Eine Frau mit Hirn unter Yik-Munns Dach reichte vollauf. Im Allgemeinen brachte eine gebildete Frau einer Sippe nichts als Ärger ein.
    Für einen Mann, der ums Überleben kämpfte, waren so robuste und duldsame Frauen wie Eins und Zwei ihren Reis wert und von unschätzbarem Vorteil. Inzwischen hatten sich die Zeiten jedoch geändert. Das Gewürzgut gedieh. Seine älteren Söhne besuchten die besten Schulen, einer von ihnen führte auf dem Goldenen Hügel von Hongkong ein eigenes Restaurant. Die jüngeren arbeiteten noch immer auf den Gewürzfeldern, und seine Enkelsöhne waren schon imstande, Reis anzupflanzen und die Ernte einzubringen.
    Pai-Ling war folglich ein Spielzeug - unter Umständen gebar sie ihm weitere Söhne, aber mehr erwartete er nicht von ihr. Deshalb sah er über die beunruhigende Entdeckung hinweg, dass sie nicht nur lesen und schreiben konnte, sondern angeblich auch die vielen Gesichter des Mondes studiert und Kenntnis über die Sternengötter hatte. Eigentlich war dieses Wissen allein Priestern und Wahrsagern vorbehalten; ein Mädchen, das sich solche Kenntnisse aneignen wollte, galt schnell als unzurechnungsfähig. Womöglich begehrte es auf und wurde zu einer Gefahr für seine Mitmenschen. Dennoch, die Kosten für Pai-Lings Ausbildung hatte ihre Familie aufgebracht, und sie waren es gewesen, die es ihr gestattet hatten, boshafte Kobolde um Rat zu fragen und geheimnisvolle Götter anzubeten.
    Yik-Munn hatte sich eine knusprige, junge Konkubine verdient, der man die Flausen erst noch austreiben musste und die ihn mit ihrem jungfräulichen Körper stärken und sein Ansehen mehren sollte. Die Verrücktheiten würde er schon bald aus ihr herausgeprügelt haben, und der unverschämte Ausdruck in ihren Augen würde dann einem dankbaren und respektvollen weichen. Mit ihrer rebellischen Lebenskraft würde er seinen Geist nähren und ihre reine Essenz wie Tau von einer geöffneten Blüte in sich aufnehmen.
    Dass sie ihn furchtlos und mit unverhohlenem Missfallen ansah, ja, ihm sogar einen warnenden Blick zuwarf, hatte sein Blut
in Wallung gebracht. Er fuhr sich mit einem knochigen Finger um den engen Kragen, der von einer knallbunten Krawatte zu fest eingeschnürt wurde. Er lächelte beifällig und entblößte dabei seine großen, prächtigen Zähne. Die Aufsässigkeit dieses jungen Dings erregte ihn so sehr, dass nichts anderes mehr zählte. Sie würde so klein und eng wie ein Mäuseohr sein. Liebe, Zuneigung oder gar die Freundschaft einer zärtlichen Kameradin erwartete er nicht. Hatten ihm die Frauen Eins, Zwei und Drei solch nutzlosen Gefühle nicht einst zur Genüge entgegengebracht?

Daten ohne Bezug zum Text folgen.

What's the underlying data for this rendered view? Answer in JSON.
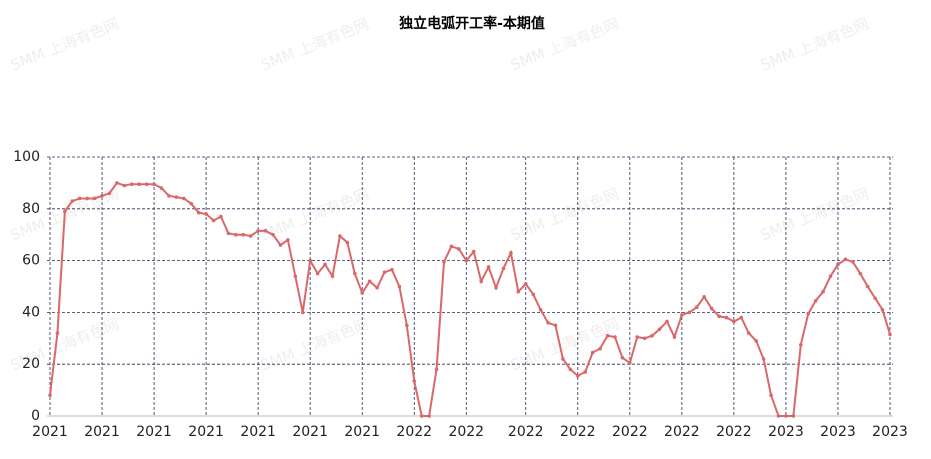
{
  "chart_data": {
    "type": "line",
    "title": "独立电弧开工率-本期值",
    "watermark": "SMM 上海有色网",
    "categories": [
      "2021",
      null,
      null,
      null,
      null,
      null,
      null,
      "2021",
      null,
      null,
      null,
      null,
      null,
      null,
      "2021",
      null,
      null,
      null,
      null,
      null,
      null,
      "2021",
      null,
      null,
      null,
      null,
      null,
      null,
      "2021",
      null,
      null,
      null,
      null,
      null,
      null,
      "2021",
      null,
      null,
      null,
      null,
      null,
      null,
      "2021",
      null,
      null,
      null,
      null,
      null,
      null,
      "2022",
      null,
      null,
      null,
      null,
      null,
      null,
      "2022",
      null,
      null,
      null,
      null,
      null,
      null,
      null,
      "2022",
      null,
      null,
      null,
      null,
      null,
      null,
      "2022",
      null,
      null,
      null,
      null,
      null,
      null,
      "2022",
      null,
      null,
      null,
      null,
      null,
      null,
      "2022",
      null,
      null,
      null,
      null,
      null,
      null,
      "2022",
      null,
      null,
      null,
      null,
      null,
      null,
      "2023",
      null,
      null,
      null,
      null,
      null,
      null,
      "2023",
      null,
      null,
      null,
      null,
      null,
      null,
      "2023"
    ],
    "series": [
      {
        "name": "独立电弧开工率-本期值",
        "color": "#d9686a",
        "values": [
          8,
          32,
          79,
          83,
          84,
          84,
          84,
          85,
          86,
          90,
          89,
          89.5,
          89.5,
          89.5,
          89.5,
          88,
          85,
          84.5,
          84,
          82,
          78.5,
          78,
          75.5,
          77,
          70.5,
          70,
          70,
          69.5,
          71.5,
          71.5,
          70,
          66,
          68,
          54,
          40,
          60,
          55,
          58.5,
          54,
          69.5,
          67,
          55,
          47.5,
          52,
          49.5,
          55.5,
          56.5,
          50,
          35,
          13.5,
          0,
          0,
          18,
          59.5,
          65.5,
          64.5,
          60,
          63.5,
          52,
          57.5,
          49.5,
          57,
          63,
          48,
          51,
          47,
          41,
          36,
          35,
          22,
          18,
          15.5,
          17,
          24.5,
          26,
          31,
          30.5,
          22.5,
          20.5,
          30.5,
          30,
          31,
          33.5,
          36.5,
          30.5,
          39,
          40,
          42,
          46,
          41.5,
          38.5,
          38,
          36.5,
          38,
          32,
          29,
          22,
          8,
          0,
          0,
          0,
          27.5,
          39.5,
          44.5,
          48,
          54,
          58.5,
          60.5,
          59.5,
          55,
          50,
          45.5,
          41,
          31.5
        ]
      }
    ],
    "ylim": [
      0,
      100
    ],
    "yticks": [
      0,
      20,
      40,
      60,
      80,
      100
    ],
    "grid": true
  }
}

    Von Pai-Ling versprach er sich, was ihm im Schlafzimmer am besten gefiel: das unvergleichliche Gefühl absoluter und unumstößlicher Macht. Zudem hatte seine ältere Schwester, die ehedem der Shanghaier Gesellschaft angehört und beste Beziehungen gepflegt hatte, diese vornehme Familie empfohlen. Hier, so hatte sie ihm versichert, würde er eine passende Konkubine finden - einen Sommerpfirsich, der ihm in seinen Herbstjahren ewigen Frühling brächte.
    Nun, da das Vermögen der Familie Ling zusammen mit dem vieler anderer wohlhabender Familien Shanghais dahin war, sie nur noch fortwollten und ihnen kein Verhandlungsspielraum mehr blieb, war der Zeitpunkt für Geschäfte ideal.